Wednesday, April 10, 2013

Cost of Caring


           I was having a conversation with a co-worker of mine the other night, I guess you could say the topic was “The Cost of Caring.” She holds the same position as I do in Psychiatric Facility, but she is studying to be a nurse, and I a psychotherapist. Interestingly enough, this conversation had nothing to do with patient/client care but rather, care for one's self. I found this conversation to be quite fitting to a recent presentation in our class about “Secondary Trauma” to therapists ala vicarious suffering through their clients or counter-transference of suffering.
          We both shared experiences when we we “burnt out.” But there was more to it than that. The term “burn out” doesn't seem strong enough, and “compassion fatigue” doesn't fit; indeed, the curse was perhaps “caring” too much. As she described it at the end of the conversation, “It was like being a zombie on an airplane set to autopilot with the wings on fire.” In her experience she said that she was working three jobs and going to school. When people asked her how she survived she said she replied, “Coffee and B12 (vitamin).” She eventually had to slow down because after being asked by a loved one “Please stop. I never see you and I hate seeing you do this to yourself.”

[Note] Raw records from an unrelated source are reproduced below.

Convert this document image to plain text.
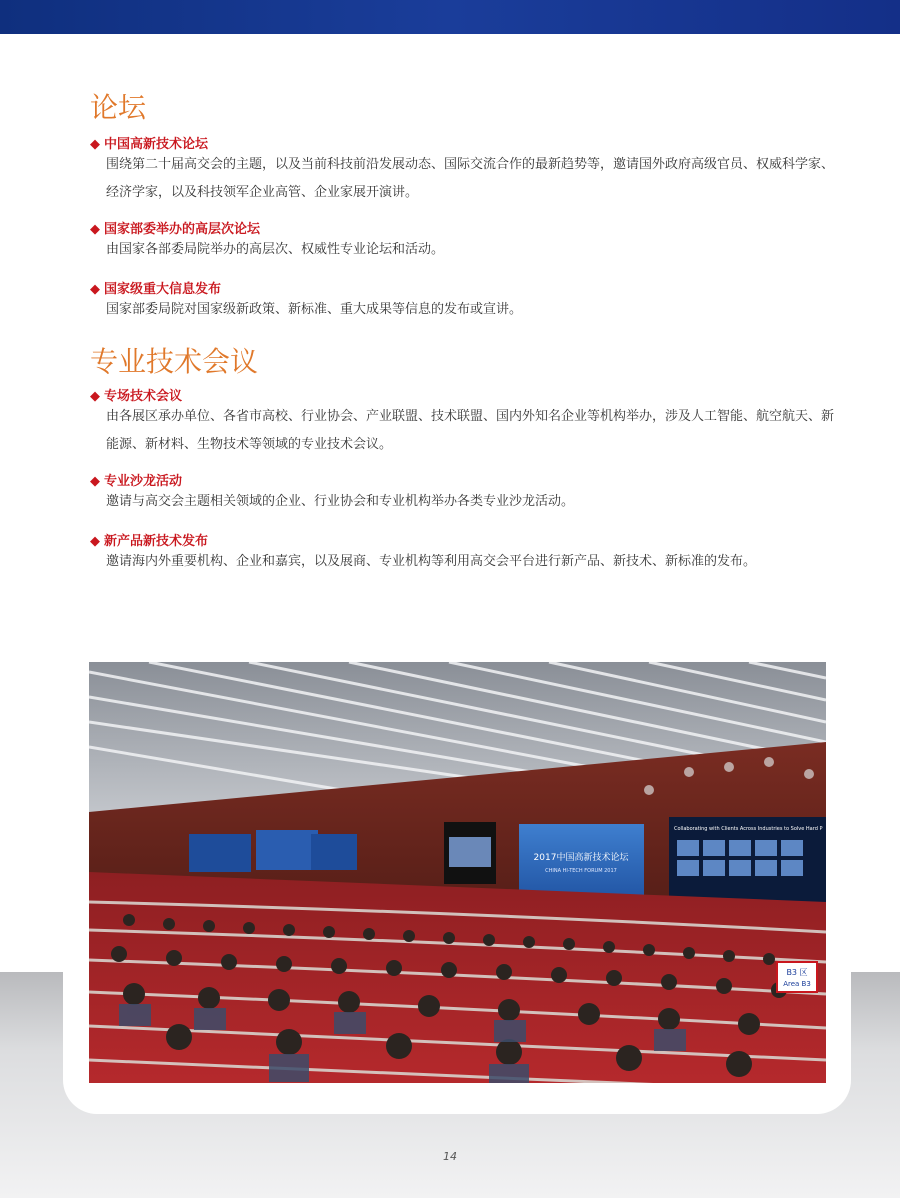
论坛
◆ 中国高新技术论坛
围绕第二十届高交会的主题，以及当前科技前沿发展动态、国际交流合作的最新趋势等，邀请国外政府高级官员、权威科学家、经济学家，以及科技领军企业高管、企业家展开演讲。
◆ 国家部委举办的高层次论坛
由国家各部委局院举办的高层次、权威性专业论坛和活动。
◆ 国家级重大信息发布
国家部委局院对国家级新政策、新标准、重大成果等信息的发布或宣讲。
专业技术会议
◆ 专场技术会议
由各展区承办单位、各省市高校、行业协会、产业联盟、技术联盟、国内外知名企业等机构举办，涉及人工智能、航空航天、新能源、新材料、生物技术等领域的专业技术会议。
◆ 专业沙龙活动
邀请与高交会主题相关领域的企业、行业协会和专业机构举办各类专业沙龙活动。
◆ 新产品新技术发布
邀请海内外重要机构、企业和嘉宾，以及展商、专业机构等利用高交会平台进行新产品、新技术、新标准的发布。
2017中国高新技术论坛
CHINA HI-TECH FORUM 2017
Collaborating with Clients Across Industries to Solve Hard P
B3 区
Area B3
14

          I had a similar experience in the fall of 2011. I was going back to school full time taking classes to round out medical school prerequisites (at the time I wanted to be a psychiatrist). I was also working a full time job and a part time job. To make a long story short, between school and work I was sleeping about two hours per night, seven days per week for ten weeks. To say I was a zombie on autopilot would be a severe understatement. To use Heideggarian terms, I had lost all sense of being and time; I was a machine, the anonymous “das man” … but machines break. There was no one asking me to stop, but one day I realized I was done. There was no agonizing internal debate, no emotional tossing-and-turning, one evening I just decided I wasn't going to do it anymore, it was over. I'd like to make one more comment and that was to the befuddlement of my professors when I withdrew from my classes (in spite of excellent grades) and turned in my text books. I spared them the long story and just told them I had had a change in career plans. That didn't seem to ease their confusion but as I walked away at about 8 am after working all night; somewhere in the weary black rings under my eyes they nodded as if they understood the unspoken and inevitable collapse of taking on too much.

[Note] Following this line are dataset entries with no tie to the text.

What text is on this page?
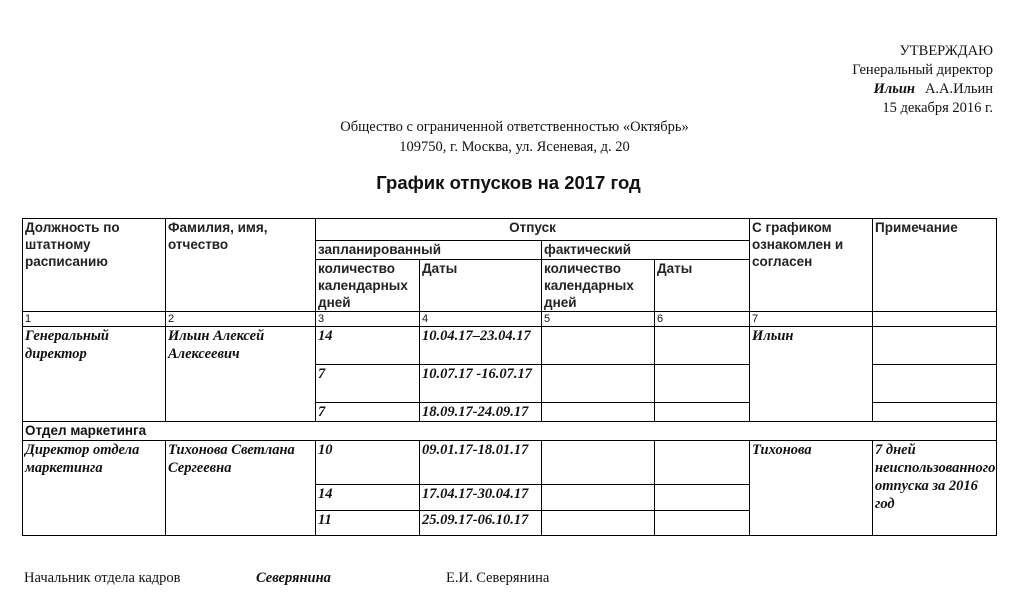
УТВЕРЖДАЮ
Генеральный директор
Ильин А.А.Ильин
15 декабря 2016 г.
Общество с ограниченной ответственностью «Октябрь»
109750, г. Москва, ул. Ясеневая, д. 20
График отпусков на 2017 год
Должность по штатному расписанию	Фамилия, имя, отчество	Отпуск				С графиком ознакомлен и согласен	Примечание
		запланированный		фактический			
		количество календарных дней	Даты	количество календарных дней	Даты		
1	2	3	4	5	6	7	
Генеральный директор	Ильин Алексей Алексеевич	14	10.04.17–23.04.17			Ильин	
		7	10.07.17 -16.07.17				
		7	18.09.17-24.09.17				
Отдел маркетинга							
Директор отдела маркетинга	Тихонова Светлана Сергеевна	10	09.01.17-18.01.17			Тихонова	7 дней неиспользованного отпуска за 2016 год
		14	17.04.17-30.04.17				
		11	25.09.17-06.10.17				
Начальник отдела кадров	Северянина	Е.И. Северянина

          Anyway, the moral of the story is that caring, or rather “giving”, has a price and it is steep. Hardened nerves, iron will, and a clever wit can only take you so far. Some high-octane emotional fuel can increase this longevity but the trajectory still has an end. Perhaps that end is oblivion, perhaps not, perhaps it is a cataclysmic Armageddon, perhaps only a whisper. Some last longer than others, but it seem inevitable that when you truly give everything, sooner or later something important will fall through the cracks. Indeed, the cost of giving is expensive.

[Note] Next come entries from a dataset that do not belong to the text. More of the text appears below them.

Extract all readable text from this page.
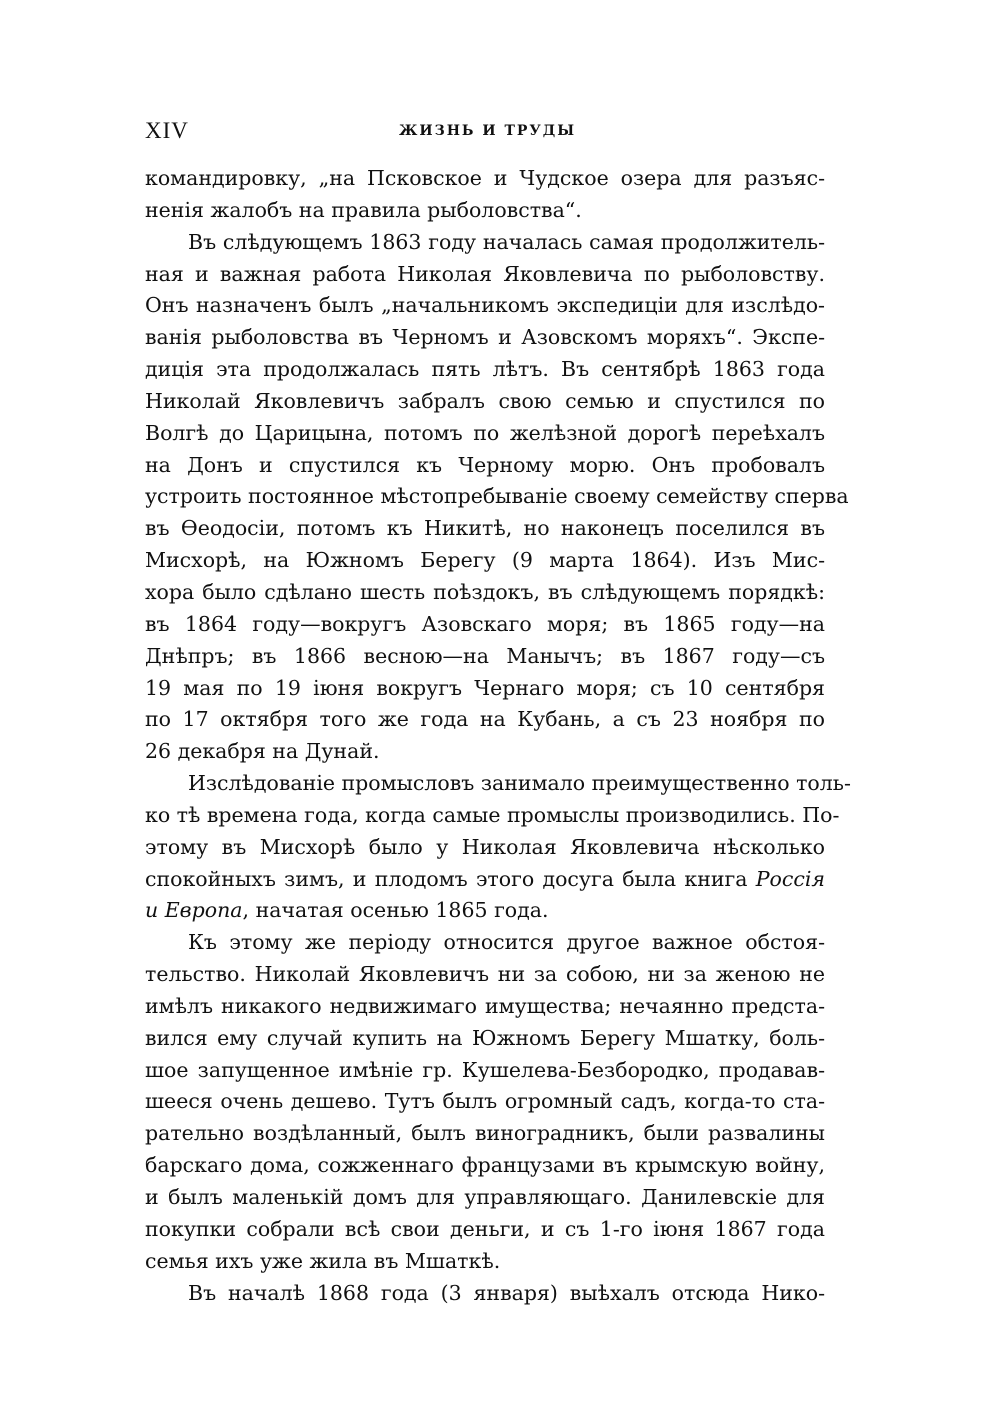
XIV	ЖИЗНЬ И ТРУДЫ
командировку, „на Псковское и Чудское озера для разъяс-
ненія жалобъ на правила рыболовства“.
Въ слѣдующемъ 1863 году началась самая продолжитель-
ная и важная работа Николая Яковлевича по рыболовству.
Онъ назначенъ былъ „начальникомъ экспедиціи для изслѣдо-
ванія рыболовства въ Черномъ и Азовскомъ моряхъ“. Экспе-
диція эта продолжалась пять лѣтъ. Въ сентябрѣ 1863 года
Николай Яковлевичъ забралъ свою семью и спустился по
Волгѣ до Царицына, потомъ по желѣзной дорогѣ переѣхалъ
на Донъ и спустился къ Черному морю. Онъ пробовалъ
устроить постоянное мѣстопребываніе своему семейству сперва
въ Ѳеодосіи, потомъ къ Никитѣ, но наконецъ поселился въ
Мисхорѣ, на Южномъ Берегу (9 марта 1864). Изъ Мис-
хора было сдѣлано шесть поѣздокъ, въ слѣдующемъ порядкѣ:
въ 1864 году—вокругъ Азовскаго моря; въ 1865 году—на
Днѣпръ; въ 1866 весною—на Манычъ; въ 1867 году—съ
19 мая по 19 іюня вокругъ Чернаго моря; съ 10 сентября
по 17 октября того же года на Кубань, а съ 23 ноября по
26 декабря на Дунай.
Изслѣдованіе промысловъ занимало преимущественно толь-
ко тѣ времена года, когда самые промыслы производились. По-
этому въ Мисхорѣ было у Николая Яковлевича нѣсколько
спокойныхъ зимъ, и плодомъ этого досуга была книга Россія
и Европа, начатая осенью 1865 года.
Къ этому же періоду относится другое важное обстоя-
тельство. Николай Яковлевичъ ни за собою, ни за женою не
имѣлъ никакого недвижимаго имущества; нечаянно предста-
вился ему случай купить на Южномъ Берегу Мшатку, боль-
шое запущенное имѣніе гр. Кушелева-Безбородко, продавав-
шееся очень дешево. Тутъ былъ огромный садъ, когда-то ста-
рательно воздѣланный, былъ виноградникъ, были развалины
барскаго дома, сожженнаго французами въ крымскую войну,
и былъ маленькій домъ для управляющаго. Данилевскіе для
покупки собрали всѣ свои деньги, и съ 1-го іюня 1867 года
семья ихъ уже жила въ Мшаткѣ.
Въ началѣ 1868 года (3 января) выѣхалъ отсюда Нико-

          This leads me to a more current predicament. Emptiness, a feeling of the “low fuel light” coming on … different from the previous experience in this sense. There's a secret, my foot's not coming off the throttle. Why? Because while I may feel that I'm “running out of gas” (perhaps I'm just anxious for the summer break to “refuel”) it is a satisfying emptiness rather than a hopeless void of defeat. When this semester is finished, I can look back and honestly say that there is not one thing more I could have given, not to my job, not to my coursework, not to my friends. I have given all that I can in the truest sense of “giving.” So while I may turn out “bankrupt”, the currency has been well spent. Perhaps on investments that I will never see “mature” (in the financing sense), but the return has already been “given.”